Given my past and the lack of female siblings in my life, getting the hang of things with Gail was, initially, a little intimidating. Like many men of my generation (baby boomers) I had always thought of little girls as nice to have around but they were, for the most part, mom's little buddy. I mean what could they do? They can’t play sports. They don’t appreciate a good joke and they don’t usually like hanging out with their dad and their brother. I was locked in the stone ages.

 
 

Learning Hits High Gear. It was at this point that my learning began. As soon as her little feet hit the ground Gail began the systematic destruction of all of dad’s stereotypical notions about girls and young women. As a toddler she kept up with both Dad and her big brother. As a youngster, she shagged fly balls, kept up and was never afraid to try something new. As she grew older, my son and I agreed that Gail would never be left behind just because she was a girl. As a teenager she was a great softball and basketball player, a bundle of laughs and on top of all of that she grew into a beautiful young woman. She became her mom’s best friend and a close confidant to her dad and her brother.
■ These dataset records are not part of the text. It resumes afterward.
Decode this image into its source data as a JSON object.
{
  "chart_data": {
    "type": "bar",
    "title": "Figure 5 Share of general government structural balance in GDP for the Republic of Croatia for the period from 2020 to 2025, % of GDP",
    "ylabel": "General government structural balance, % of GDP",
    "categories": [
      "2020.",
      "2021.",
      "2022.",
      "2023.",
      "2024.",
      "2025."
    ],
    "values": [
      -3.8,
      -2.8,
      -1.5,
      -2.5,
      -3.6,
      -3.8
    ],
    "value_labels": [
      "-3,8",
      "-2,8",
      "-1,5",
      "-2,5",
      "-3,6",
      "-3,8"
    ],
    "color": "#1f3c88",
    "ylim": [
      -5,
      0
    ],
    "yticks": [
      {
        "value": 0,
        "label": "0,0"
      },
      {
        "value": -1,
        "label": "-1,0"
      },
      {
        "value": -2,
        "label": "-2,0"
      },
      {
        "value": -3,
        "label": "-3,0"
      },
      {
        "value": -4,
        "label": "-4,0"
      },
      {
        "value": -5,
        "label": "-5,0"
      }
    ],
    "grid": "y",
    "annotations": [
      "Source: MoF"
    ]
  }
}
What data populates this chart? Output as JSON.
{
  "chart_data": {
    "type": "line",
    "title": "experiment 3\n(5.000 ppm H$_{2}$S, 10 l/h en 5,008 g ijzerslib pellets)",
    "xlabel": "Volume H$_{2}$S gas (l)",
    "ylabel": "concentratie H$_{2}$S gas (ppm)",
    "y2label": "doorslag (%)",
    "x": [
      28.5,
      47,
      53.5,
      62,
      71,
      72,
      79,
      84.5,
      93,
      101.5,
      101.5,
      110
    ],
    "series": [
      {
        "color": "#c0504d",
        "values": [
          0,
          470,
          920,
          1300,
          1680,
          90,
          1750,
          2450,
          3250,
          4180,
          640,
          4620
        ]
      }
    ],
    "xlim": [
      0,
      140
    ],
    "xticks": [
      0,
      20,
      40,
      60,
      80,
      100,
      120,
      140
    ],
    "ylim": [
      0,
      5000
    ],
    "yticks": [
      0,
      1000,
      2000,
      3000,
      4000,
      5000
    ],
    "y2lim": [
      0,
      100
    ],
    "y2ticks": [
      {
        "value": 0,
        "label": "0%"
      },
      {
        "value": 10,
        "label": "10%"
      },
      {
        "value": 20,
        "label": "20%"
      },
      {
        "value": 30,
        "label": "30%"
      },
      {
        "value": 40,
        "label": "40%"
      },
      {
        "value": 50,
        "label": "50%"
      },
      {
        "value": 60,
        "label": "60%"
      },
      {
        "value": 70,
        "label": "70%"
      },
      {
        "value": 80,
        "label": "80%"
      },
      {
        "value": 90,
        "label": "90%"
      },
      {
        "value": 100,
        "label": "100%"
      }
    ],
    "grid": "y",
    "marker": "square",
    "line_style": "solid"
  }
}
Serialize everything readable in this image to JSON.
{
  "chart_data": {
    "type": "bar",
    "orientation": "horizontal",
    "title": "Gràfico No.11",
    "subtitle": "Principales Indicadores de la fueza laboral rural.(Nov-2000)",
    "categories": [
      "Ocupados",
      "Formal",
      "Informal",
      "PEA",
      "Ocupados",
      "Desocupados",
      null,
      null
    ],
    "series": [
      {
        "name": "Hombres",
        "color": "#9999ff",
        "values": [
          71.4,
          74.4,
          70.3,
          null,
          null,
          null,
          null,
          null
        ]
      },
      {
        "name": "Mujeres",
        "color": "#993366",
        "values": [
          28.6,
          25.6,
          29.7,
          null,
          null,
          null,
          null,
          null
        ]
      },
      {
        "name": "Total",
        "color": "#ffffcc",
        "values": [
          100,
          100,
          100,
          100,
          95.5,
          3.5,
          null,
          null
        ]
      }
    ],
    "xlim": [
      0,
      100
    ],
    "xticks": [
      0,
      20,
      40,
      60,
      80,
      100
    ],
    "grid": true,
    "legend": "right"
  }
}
As Gail reached adulthood the pace of my learning quickened. During our often spirited conversations, she would vigorously debate my point of view on music, current dress, popular events and political correctness. Gail’s probing and sometimes even provocative way of asking questions would often lead me to a more sensitive and tolerant view of the younger generation. In retrospect, I now see that she softened my hard positions to better fit the times we were living in. The world always seemed a little less complex and more hopeful when viewed through the filter she provided. While we didn’t always agree, I was frequently challenged to see the world from a different perspective. I was learning and I didn’t realize it at the time.